SEBI has raised the overseas investment limit of individual fund houses to 600 million USD from 300 million USD. The overall industry limit for the industry remained unchanged at 7 billion USD.
The move comes after fund houses sent a representation to SEBI to increase the limits wherever possible. Referring to the fact that not all Indian AMCs have schemes investing abroad, Neil Parikh, CEO of PPFAS Mutual Fund, had said at their annual unitholder’s meeting on October 24 that if some fund houses are not using the limit, let others use the limit.

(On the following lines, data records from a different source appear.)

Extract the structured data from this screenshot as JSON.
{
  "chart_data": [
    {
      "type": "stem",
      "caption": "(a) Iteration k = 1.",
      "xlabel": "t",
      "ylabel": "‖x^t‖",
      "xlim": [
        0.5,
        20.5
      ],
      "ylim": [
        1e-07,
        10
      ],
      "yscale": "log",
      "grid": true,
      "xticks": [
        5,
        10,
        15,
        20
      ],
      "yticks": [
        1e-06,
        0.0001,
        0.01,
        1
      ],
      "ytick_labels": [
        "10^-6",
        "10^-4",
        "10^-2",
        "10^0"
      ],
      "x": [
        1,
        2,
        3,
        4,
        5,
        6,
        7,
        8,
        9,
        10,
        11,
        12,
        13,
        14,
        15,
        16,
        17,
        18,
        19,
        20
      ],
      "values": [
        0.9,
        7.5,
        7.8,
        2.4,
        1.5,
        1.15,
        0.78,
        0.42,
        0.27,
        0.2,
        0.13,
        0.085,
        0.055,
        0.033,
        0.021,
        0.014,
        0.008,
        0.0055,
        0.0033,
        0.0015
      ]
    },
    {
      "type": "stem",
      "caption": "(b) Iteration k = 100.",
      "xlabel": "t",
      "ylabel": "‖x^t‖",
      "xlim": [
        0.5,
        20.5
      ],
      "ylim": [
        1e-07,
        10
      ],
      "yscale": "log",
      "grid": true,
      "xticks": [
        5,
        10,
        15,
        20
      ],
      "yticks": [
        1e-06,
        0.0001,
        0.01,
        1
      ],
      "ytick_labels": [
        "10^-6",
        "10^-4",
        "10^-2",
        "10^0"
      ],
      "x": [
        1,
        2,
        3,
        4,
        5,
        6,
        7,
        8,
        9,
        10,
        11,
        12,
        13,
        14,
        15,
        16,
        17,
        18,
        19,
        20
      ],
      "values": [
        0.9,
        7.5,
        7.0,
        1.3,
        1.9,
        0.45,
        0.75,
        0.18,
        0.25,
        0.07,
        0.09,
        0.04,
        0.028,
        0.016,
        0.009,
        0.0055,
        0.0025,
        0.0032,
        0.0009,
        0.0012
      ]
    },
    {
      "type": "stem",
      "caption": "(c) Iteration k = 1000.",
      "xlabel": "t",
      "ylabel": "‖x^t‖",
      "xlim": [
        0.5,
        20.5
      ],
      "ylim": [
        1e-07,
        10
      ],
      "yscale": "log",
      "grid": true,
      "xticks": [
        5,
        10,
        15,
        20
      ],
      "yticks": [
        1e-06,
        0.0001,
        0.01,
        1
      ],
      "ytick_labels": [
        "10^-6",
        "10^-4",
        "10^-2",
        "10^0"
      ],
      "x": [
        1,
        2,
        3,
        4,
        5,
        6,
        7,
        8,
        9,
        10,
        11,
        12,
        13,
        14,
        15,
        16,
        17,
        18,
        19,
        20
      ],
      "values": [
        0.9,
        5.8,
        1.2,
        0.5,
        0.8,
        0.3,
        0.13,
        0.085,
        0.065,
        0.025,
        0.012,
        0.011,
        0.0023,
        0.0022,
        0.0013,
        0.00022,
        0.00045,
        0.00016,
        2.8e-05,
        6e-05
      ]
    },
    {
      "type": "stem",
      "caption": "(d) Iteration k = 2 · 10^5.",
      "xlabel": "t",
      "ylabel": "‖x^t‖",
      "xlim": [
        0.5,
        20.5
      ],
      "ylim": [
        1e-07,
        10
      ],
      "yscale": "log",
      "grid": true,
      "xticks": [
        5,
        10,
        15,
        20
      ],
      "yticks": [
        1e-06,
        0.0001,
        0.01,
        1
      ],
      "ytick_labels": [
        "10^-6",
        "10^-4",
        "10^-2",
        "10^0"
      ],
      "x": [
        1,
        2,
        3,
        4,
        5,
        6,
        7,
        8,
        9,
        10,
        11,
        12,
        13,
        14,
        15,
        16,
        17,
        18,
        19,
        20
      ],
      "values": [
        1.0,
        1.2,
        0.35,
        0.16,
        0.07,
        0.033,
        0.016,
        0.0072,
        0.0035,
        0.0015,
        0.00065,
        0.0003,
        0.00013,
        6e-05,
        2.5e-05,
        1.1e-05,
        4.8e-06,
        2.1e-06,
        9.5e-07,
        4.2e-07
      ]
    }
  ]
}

Further, SEBI said in a circular that MFs can make investments in overseas ETFs subject to a maximum of 200 million USD per fund house, within the overall industry limit of 1 billion USD. Earlier, the overall ceiling for investment in overseas ETFs that invest in securities was 1 billion USD subject to a maximum of 50 million USD per mutual fund.
Mutual funds launching new schemes intending to invest in overseas securities / ETFs have to ensure that the scheme documents disclose the intended amount that they plan to invest. Such limits disclosed in scheme documents are valid for a period of six months from the date of closure of NFO. Thereafter the unutilized limit, if any, will not be available to the fund house for investment in overseas securities or ETFs and will be available towards the unutilized industry wide limits.
MFs need to report the utilisation of overseas investment limits on a monthly basis, within 10 days from the end of each month.
The circular comes into force with immediate effect.